George Kurtz is the bestselling author of Hacking Exposed: Network Security Secrets & Solutions (now in its seventh edition) and CEO/co-founder of the digital security firm Crowdstrike. His company usually works in utter secrecy, unable to reveal the insights it uncovers as it protects the information of the world’s largest companies and governments. But the hack of the Democratic National Committee emails proved different than most of Crowdstrike’s working relationships: the DNC asked Crowdstrike for help without the condition that its findings remain secret.* In other words, the ultra tight-lipped company can speak about what it found lurking in the DNC computer systems.
What Crowdstrike found were two familiar “sophisticated adversaries” known as COZY BEAR and FANCY BEAR, described as two of the “best adversaries out of all the numerous nation-state, criminal and hacktivist/terrorist groups we encounter on a daily basis.” COZY BEAR infiltrated the (nonclassified) networks of the White House and the State Department last year. “Both adversaries engage in extensive political and economic espionage for the benefit of the government of the Russian Federation and are believed to be closely linked to the Russian government’s powerful and highly capable intelligence services,” Crowdstrike reported in June.

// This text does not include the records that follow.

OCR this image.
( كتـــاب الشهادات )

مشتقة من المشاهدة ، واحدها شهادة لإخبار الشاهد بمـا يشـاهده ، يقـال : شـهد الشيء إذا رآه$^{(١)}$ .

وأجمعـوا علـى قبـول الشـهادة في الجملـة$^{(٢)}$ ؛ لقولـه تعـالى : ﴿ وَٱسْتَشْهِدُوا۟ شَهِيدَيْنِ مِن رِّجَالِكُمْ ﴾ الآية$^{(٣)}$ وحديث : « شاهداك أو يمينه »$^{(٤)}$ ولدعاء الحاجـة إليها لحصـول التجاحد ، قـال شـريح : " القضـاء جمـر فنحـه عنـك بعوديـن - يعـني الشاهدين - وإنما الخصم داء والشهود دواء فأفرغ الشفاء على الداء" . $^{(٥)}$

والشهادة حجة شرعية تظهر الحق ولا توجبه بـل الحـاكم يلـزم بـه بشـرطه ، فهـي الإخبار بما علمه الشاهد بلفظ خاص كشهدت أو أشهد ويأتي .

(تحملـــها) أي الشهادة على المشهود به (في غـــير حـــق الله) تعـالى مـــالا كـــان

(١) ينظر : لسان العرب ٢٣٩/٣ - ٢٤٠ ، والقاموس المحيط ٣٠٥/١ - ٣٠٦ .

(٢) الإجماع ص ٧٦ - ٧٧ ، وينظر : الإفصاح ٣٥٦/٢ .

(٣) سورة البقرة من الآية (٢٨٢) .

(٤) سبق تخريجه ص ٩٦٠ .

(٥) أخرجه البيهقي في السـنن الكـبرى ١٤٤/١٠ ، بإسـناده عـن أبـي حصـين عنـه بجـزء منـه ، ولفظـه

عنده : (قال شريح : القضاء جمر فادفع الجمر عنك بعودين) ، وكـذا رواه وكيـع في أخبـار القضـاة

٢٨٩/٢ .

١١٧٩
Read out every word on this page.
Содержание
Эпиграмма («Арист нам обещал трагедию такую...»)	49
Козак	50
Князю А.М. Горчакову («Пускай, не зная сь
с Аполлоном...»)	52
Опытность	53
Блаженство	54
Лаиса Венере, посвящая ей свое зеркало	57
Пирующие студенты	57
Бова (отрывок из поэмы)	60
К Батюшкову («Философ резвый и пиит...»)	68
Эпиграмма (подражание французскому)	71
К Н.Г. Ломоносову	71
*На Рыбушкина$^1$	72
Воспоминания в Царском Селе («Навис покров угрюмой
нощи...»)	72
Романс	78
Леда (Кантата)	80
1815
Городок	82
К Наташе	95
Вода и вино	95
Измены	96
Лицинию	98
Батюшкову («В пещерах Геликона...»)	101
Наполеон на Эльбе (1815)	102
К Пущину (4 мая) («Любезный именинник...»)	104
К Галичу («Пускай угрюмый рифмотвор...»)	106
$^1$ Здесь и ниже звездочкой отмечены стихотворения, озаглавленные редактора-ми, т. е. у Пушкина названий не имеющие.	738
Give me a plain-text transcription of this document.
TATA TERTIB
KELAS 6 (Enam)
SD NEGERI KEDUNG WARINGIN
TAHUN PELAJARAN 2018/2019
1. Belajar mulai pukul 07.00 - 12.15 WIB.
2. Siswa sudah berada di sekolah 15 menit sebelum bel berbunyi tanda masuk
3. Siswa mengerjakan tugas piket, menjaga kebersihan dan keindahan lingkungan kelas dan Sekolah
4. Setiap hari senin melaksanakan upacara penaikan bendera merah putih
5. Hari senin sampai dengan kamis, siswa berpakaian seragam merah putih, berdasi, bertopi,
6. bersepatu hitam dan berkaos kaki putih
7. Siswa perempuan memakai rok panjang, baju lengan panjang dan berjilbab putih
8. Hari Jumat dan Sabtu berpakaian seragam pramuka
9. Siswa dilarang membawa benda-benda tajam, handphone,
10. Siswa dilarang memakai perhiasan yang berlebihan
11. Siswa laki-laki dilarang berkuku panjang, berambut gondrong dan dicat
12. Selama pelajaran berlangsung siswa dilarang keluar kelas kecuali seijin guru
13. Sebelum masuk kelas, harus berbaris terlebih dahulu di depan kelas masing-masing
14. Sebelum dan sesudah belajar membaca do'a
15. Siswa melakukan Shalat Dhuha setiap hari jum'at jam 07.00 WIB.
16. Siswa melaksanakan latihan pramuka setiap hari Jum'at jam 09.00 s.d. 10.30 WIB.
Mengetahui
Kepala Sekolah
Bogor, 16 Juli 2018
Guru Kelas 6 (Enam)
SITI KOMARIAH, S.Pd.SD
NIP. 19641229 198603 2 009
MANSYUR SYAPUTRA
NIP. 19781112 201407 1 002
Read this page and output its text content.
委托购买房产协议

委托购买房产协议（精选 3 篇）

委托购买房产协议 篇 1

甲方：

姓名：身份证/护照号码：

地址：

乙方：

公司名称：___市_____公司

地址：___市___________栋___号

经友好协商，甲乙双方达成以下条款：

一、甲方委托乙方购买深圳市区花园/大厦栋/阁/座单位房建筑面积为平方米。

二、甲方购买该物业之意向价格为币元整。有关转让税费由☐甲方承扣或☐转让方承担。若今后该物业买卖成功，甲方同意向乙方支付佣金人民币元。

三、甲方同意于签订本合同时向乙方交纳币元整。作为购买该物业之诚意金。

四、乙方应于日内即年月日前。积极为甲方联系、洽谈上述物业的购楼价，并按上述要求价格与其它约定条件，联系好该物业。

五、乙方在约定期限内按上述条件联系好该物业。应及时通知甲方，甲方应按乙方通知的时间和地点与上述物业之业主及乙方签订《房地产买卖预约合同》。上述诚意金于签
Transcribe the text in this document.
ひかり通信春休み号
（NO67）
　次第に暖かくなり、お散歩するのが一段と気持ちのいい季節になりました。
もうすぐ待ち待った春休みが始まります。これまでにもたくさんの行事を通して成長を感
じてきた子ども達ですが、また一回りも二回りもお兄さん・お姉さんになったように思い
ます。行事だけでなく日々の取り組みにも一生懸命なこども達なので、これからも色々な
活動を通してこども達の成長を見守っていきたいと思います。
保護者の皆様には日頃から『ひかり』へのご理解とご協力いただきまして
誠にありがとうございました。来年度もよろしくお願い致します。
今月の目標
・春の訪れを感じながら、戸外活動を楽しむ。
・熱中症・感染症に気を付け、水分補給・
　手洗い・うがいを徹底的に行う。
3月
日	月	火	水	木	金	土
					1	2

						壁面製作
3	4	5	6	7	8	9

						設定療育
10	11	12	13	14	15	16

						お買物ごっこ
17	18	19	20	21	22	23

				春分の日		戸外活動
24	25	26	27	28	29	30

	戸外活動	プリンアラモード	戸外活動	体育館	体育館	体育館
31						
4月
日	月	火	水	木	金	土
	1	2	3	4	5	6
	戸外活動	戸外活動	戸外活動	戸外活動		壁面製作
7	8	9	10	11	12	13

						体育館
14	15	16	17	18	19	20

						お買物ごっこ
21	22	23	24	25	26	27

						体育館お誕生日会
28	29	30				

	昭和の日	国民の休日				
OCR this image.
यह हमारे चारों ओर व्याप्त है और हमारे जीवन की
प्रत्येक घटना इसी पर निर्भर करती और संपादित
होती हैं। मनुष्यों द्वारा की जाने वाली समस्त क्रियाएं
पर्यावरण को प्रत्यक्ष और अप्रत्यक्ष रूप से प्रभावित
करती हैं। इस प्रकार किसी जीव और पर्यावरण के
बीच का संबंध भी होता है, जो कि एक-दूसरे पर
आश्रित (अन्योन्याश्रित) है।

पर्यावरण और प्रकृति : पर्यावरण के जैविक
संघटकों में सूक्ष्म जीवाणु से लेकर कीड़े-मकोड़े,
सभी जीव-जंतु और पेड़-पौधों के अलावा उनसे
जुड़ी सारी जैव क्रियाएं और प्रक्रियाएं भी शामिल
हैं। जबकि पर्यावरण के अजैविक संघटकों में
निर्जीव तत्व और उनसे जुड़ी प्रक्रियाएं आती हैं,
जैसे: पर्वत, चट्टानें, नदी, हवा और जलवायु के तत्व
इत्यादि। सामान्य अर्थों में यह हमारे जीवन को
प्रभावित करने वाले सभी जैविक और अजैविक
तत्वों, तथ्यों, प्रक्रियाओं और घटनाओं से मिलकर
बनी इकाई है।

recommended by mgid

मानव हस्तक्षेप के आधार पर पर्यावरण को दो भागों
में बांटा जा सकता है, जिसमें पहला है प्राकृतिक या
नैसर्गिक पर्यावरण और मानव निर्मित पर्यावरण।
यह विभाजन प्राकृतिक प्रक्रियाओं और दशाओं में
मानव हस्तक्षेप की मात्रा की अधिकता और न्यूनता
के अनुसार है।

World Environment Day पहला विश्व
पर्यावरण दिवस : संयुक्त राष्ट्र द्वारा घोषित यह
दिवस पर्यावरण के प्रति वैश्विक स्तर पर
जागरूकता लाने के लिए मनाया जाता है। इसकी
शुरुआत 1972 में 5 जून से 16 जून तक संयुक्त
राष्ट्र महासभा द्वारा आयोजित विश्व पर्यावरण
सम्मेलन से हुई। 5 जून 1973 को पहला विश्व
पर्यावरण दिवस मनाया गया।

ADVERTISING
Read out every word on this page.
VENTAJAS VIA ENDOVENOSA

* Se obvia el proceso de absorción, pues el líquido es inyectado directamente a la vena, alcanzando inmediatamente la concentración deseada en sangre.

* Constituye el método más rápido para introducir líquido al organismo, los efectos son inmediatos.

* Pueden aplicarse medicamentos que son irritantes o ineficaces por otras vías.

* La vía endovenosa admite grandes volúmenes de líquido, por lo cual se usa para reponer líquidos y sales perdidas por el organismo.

*[Crowdstrike writes: “we operate under strict confidentiality rules with our customers and cannot reveal publicly any information about these attacks. But on rare occasions, a customer decides to go public with information about their incident and give us permission to share our knowledge of the adversary tradecraft with the broader community and help protect even those who do not happen to be our customers. This story is about one of those cases.”